I have a pandas dataframe that looks like this
Box Value
0 A 90
1 B 16
2 B 26
3 B 36
4 C 92
5 A 12
6 B 14
7 C 84
8 A 27
9 B 11
I want to create a Histogram(stacked/grouped) in plotly
. And I want to display the percentage of total values per box falling into a certain bin. For example, if box A
contains 5
values in the bin 0-10
and a total of 20 values in A
, then the histogram for box A
should display 25%
, and so on.
Note: I don't want the percentage based on total values falling into a certain bin for all boxes, rather I want to display percentage per box in a particular bin.

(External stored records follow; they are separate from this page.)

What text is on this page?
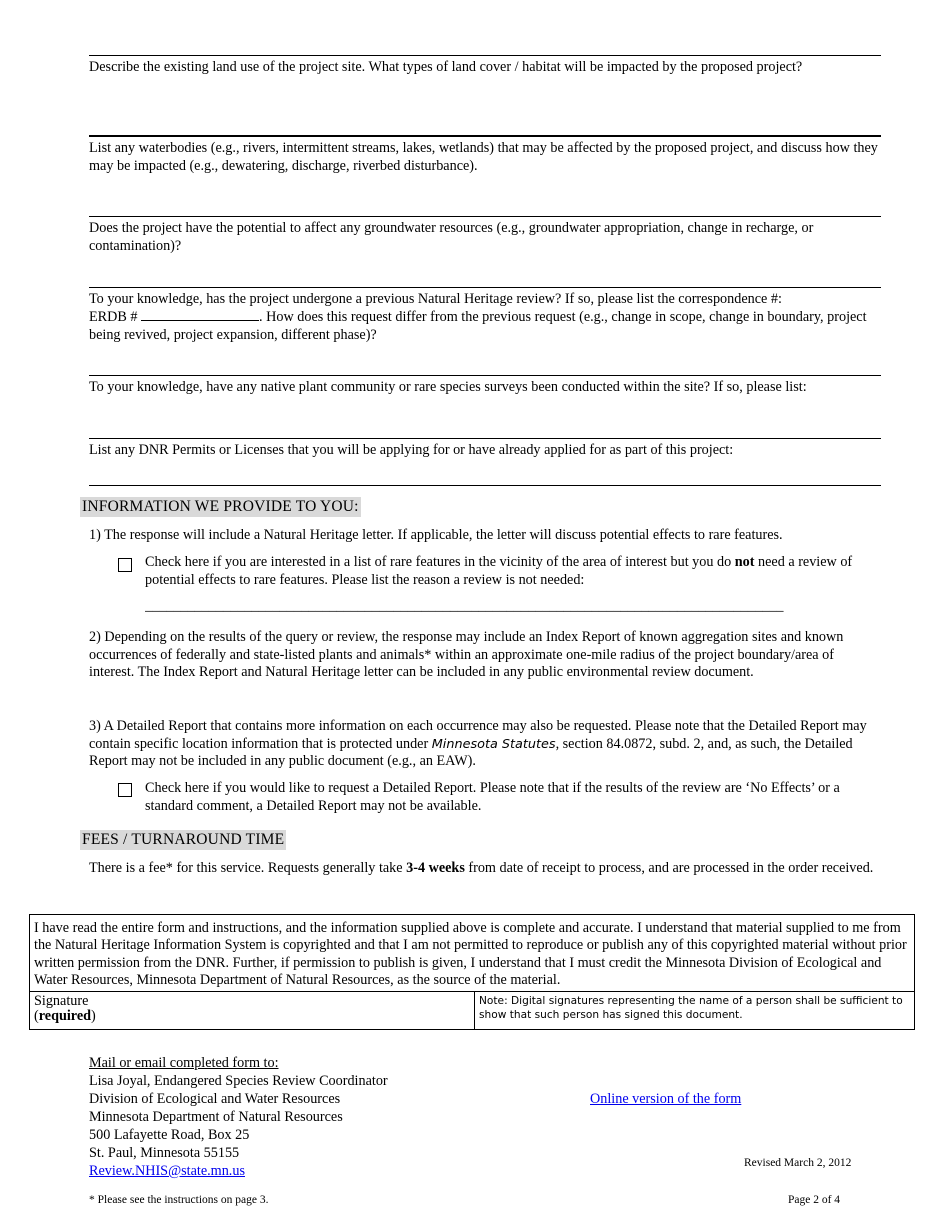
Describe the existing land use of the project site. What types of land cover / habitat will be impacted by the proposed project?
List any waterbodies (e.g., rivers, intermittent streams, lakes, wetlands) that may be affected by the proposed project, and discuss how they may be impacted (e.g., dewatering, discharge, riverbed disturbance).
Does the project have the potential to affect any groundwater resources (e.g., groundwater appropriation, change in recharge, or contamination)?
To your knowledge, has the project undergone a previous Natural Heritage review? If so, please list the correspondence #:
ERDB #	. How does this request differ from the previous request (e.g., change in scope, change in boundary, project being revived, project expansion, different phase)?
To your knowledge, have any native plant community or rare species surveys been conducted within the site? If so, please list:
List any DNR Permits or Licenses that you will be applying for or have already applied for as part of this project:
INFORMATION WE PROVIDE TO YOU:
1) The response will include a Natural Heritage letter. If applicable, the letter will discuss potential effects to rare features.
Check here if you are interested in a list of rare features in the vicinity of the area of interest but you do not need a review of potential effects to rare features. Please list the reason a review is not needed:
__________________________________________________________________________________________
2) Depending on the results of the query or review, the response may include an Index Report of known aggregation sites and known occurrences of federally and state-listed plants and animals* within an approximate one-mile radius of the project boundary/area of interest. The Index Report and Natural Heritage letter can be included in any public environmental review document.
3) A Detailed Report that contains more information on each occurrence may also be requested. Please note that the Detailed Report may contain specific location information that is protected under Minnesota Statutes, section 84.0872, subd. 2, and, as such, the Detailed Report may not be included in any public document (e.g., an EAW).
Check here if you would like to request a Detailed Report. Please note that if the results of the review are ‘No Effects’ or a standard comment, a Detailed Report may not be available.
FEES / TURNAROUND TIME
There is a fee* for this service. Requests generally take 3-4 weeks from date of receipt to process, and are processed in the order received.
I have read the entire form and instructions, and the information supplied above is complete and accurate. I understand that material supplied to me from the Natural Heritage Information System is copyrighted and that I am not permitted to reproduce or publish any of this copyrighted material without prior written permission from the DNR. Further, if permission to publish is given, I understand that I must credit the Minnesota Division of Ecological and Water Resources, Minnesota Department of Natural Resources, as the source of the material.
Signature
(required)	Note: Digital signatures representing the name of a person shall be sufficient to show that such person has signed this document.
Mail or email completed form to:
Lisa Joyal, Endangered Species Review Coordinator
Division of Ecological and Water Resources
Minnesota Department of Natural Resources
500 Lafayette Road, Box 25
St. Paul, Minnesota 55155
Review.NHIS@state.mn.us
Online version of the form
Revised March 2, 2012
* Please see the instructions on page 3.	Page 2 of 4
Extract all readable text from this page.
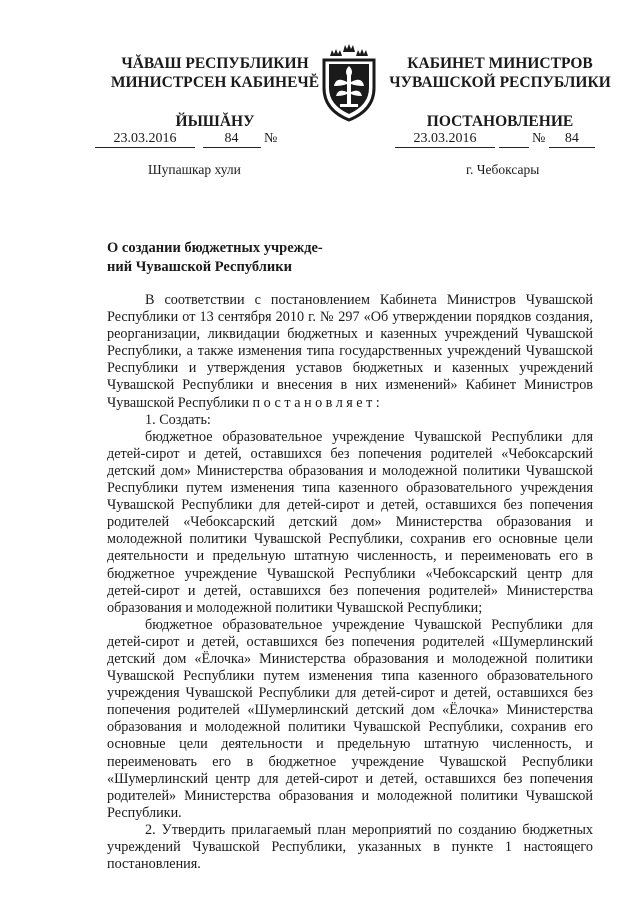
ЧĂВАШ РЕСПУБЛИКИН
МИНИСТРСЕН КАБИНЕЧĔ
ЙЫШĂНУ
КАБИНЕТ МИНИСТРОВ
ЧУВАШСКОЙ РЕСПУБЛИКИ
ПОСТАНОВЛЕНИЕ
23.03.2016	84 №	23.03.2016	№ 84
Шупашкар хули	г. Чебоксары
О создании бюджетных учрежде-
ний Чувашской Республики

В соответствии с постановлением Кабинета Министров Чувашской Республики от 13 сентября 2010 г. № 297 «Об утверждении порядков создания, реорганизации, ликвидации бюджетных и казенных учреждений Чувашской Республики, а также изменения типа государственных учреждений Чувашской Республики и утверждения уставов бюджетных и казенных учреждений Чувашской Республики и внесения в них изменений» Кабинет Министров Чувашской Республики постановляет:

1. Создать:

бюджетное образовательное учреждение Чувашской Республики для детей-сирот и детей, оставшихся без попечения родителей «Чебоксарский детский дом» Министерства образования и молодежной политики Чувашской Республики путем изменения типа казенного образовательного учреждения Чувашской Республики для детей-сирот и детей, оставшихся без попечения родителей «Чебоксарский детский дом» Министерства образования и молодежной политики Чувашской Республики, сохранив его основные цели деятельности и предельную штатную численность, и переименовать его в бюджетное учреждение Чувашской Республики «Чебоксарский центр для детей-сирот и детей, оставшихся без попечения родителей» Министерства образования и молодежной политики Чувашской Республики;

бюджетное образовательное учреждение Чувашской Республики для детей-сирот и детей, оставшихся без попечения родителей «Шумерлинский детский дом «Ёлочка» Министерства образования и молодежной политики Чувашской Республики путем изменения типа казенного образовательного учреждения Чувашской Республики для детей-сирот и детей, оставшихся без попечения родителей «Шумерлинский детский дом «Ёлочка» Министерства образования и молодежной политики Чувашской Республики, сохранив его основные цели деятельности и предельную штатную численность, и переименовать его в бюджетное учреждение Чувашской Республики «Шумерлинский центр для детей-сирот и детей, оставшихся без попечения родителей» Министерства образования и молодежной политики Чувашской Республики.

2. Утвердить прилагаемый план мероприятий по созданию бюджетных учреждений Чувашской Республики, указанных в пункте 1 настоящего постановления.
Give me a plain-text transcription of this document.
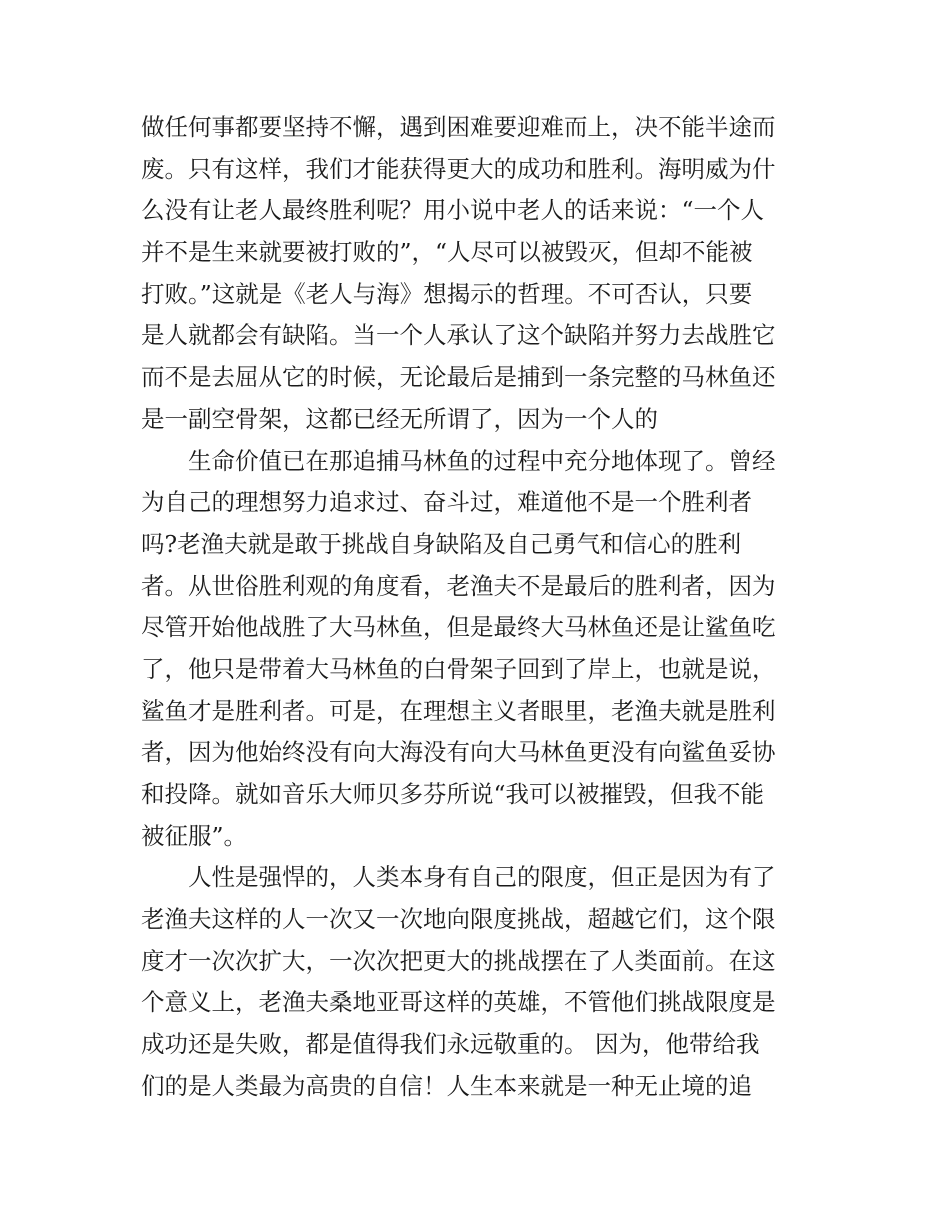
做任何事都要坚持不懈，遇到困难要迎难而上，决不能半途而
废。只有这样，我们才能获得更大的成功和胜利。海明威为什
么没有让老人最终胜利呢？用小说中老人的话来说：“一个人
并不是生来就要被打败的”，“人尽可以被毁灭，但却不能被
打败。”这就是《老人与海》想揭示的哲理。不可否认，只要
是人就都会有缺陷。当一个人承认了这个缺陷并努力去战胜它
而不是去屈从它的时候，无论最后是捕到一条完整的马林鱼还
是一副空骨架，这都已经无所谓了，因为一个人的
生命价值已在那追捕马林鱼的过程中充分地体现了。曾经
为自己的理想努力追求过、奋斗过，难道他不是一个胜利者
吗?老渔夫就是敢于挑战自身缺陷及自己勇气和信心的胜利
者。从世俗胜利观的角度看，老渔夫不是最后的胜利者，因为
尽管开始他战胜了大马林鱼，但是最终大马林鱼还是让鲨鱼吃
了，他只是带着大马林鱼的白骨架子回到了岸上，也就是说，
鲨鱼才是胜利者。可是，在理想主义者眼里，老渔夫就是胜利
者，因为他始终没有向大海没有向大马林鱼更没有向鲨鱼妥协
和投降。就如音乐大师贝多芬所说“我可以被摧毁，但我不能
被征服”。
人性是强悍的，人类本身有自己的限度，但正是因为有了
老渔夫这样的人一次又一次地向限度挑战，超越它们，这个限
度才一次次扩大，一次次把更大的挑战摆在了人类面前。在这
个意义上，老渔夫桑地亚哥这样的英雄，不管他们挑战限度是
成功还是失败，都是值得我们永远敬重的。 因为，他带给我
们的是人类最为高贵的自信！人生本来就是一种无止境的追
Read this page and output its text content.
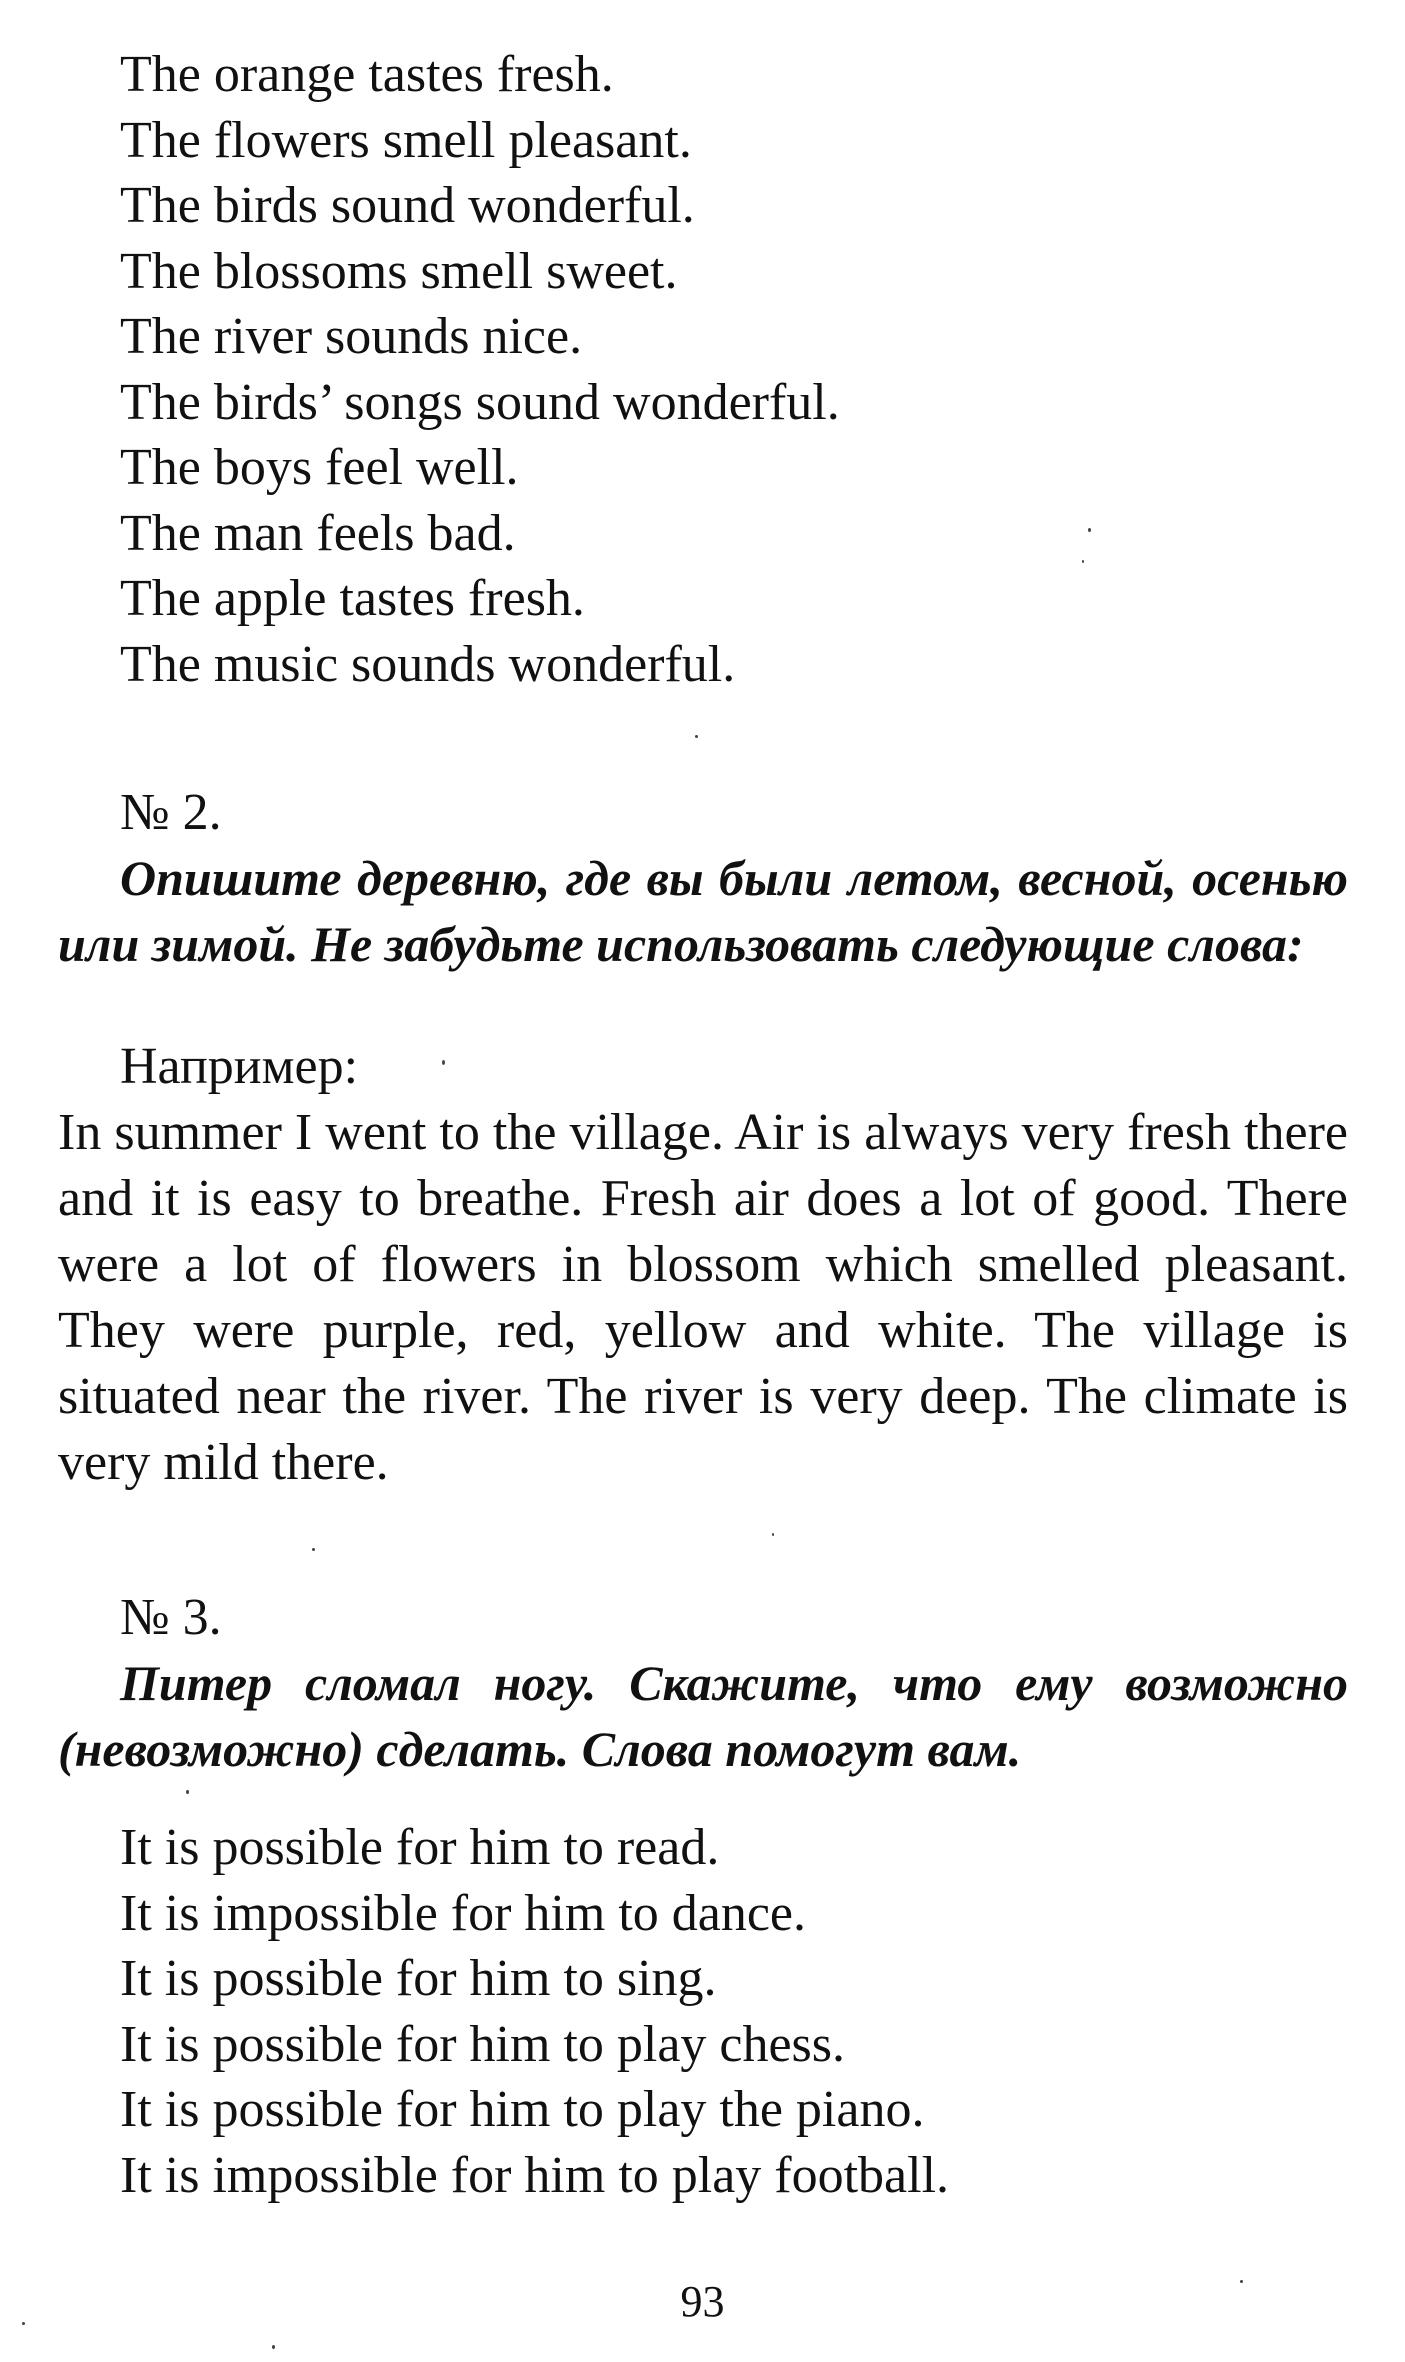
The orange tastes fresh.
The flowers smell pleasant.
The birds sound wonderful.
The blossoms smell sweet.
The river sounds nice.
The birds’ songs sound wonderful.
The boys feel well.
The man feels bad.
The apple tastes fresh.
The music sounds wonderful.
№ 2.
Опишите деревню, где вы были летом, весной, осенью или зимой. Не забудьте использовать следующие слова:
Например:
In summer I went to the village. Air is always very fresh there and it is easy to breathe. Fresh air does a lot of good. There were a lot of flowers in blossom which smelled pleasant. They were purple, red, yellow and white. The village is situated near the river. The river is very deep. The climate is very mild there.
№ 3.
Питер сломал ногу. Скажите, что ему возможно (невозможно) сделать. Слова помогут вам.
It is possible for him to read.
It is impossible for him to dance.
It is possible for him to sing.
It is possible for him to play chess.
It is possible for him to play the piano.
It is impossible for him to play football.
93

What changes do I need to make here?
px.histogram(sample_data,
color="Box",
nbins=10,
barmode="group",
range_x=[0, 100],
)
CodePudding user response:
imports
import pandas as pd
import plotly.express as px
data
###dummy data
box = ['A','A','A','A','A','A','A','A','A','A','A','A','A','A','A','A','A','A','A','A','B','B','B']
values = [1,1,1,9,10,11,11,11,11,11,11,11,11,11,11,11,11,11,11,11,11,11,1]
df = pd.DataFrame({'box':box, 'values':values})
df
data transforms
### bin your data
bins = [0, 10, 25, 50, 100]
df['binned'] = pd.cut(df['values'], bins)
df_group = df.groupby(['box','binned'], as_index=False).count()
### calculate percentages per variable
df_group['percentage'] = df.groupby(['box', 'binned']).size().groupby(level=0).apply(lambda x: 100 * x / float(x.sum())).values
df_group
plot
### plot
px.bar(df_group, x="box", y="values", color="binned",text=df_group['percentage'].apply(lambda x: '{0:1.2f}%'.format(x)))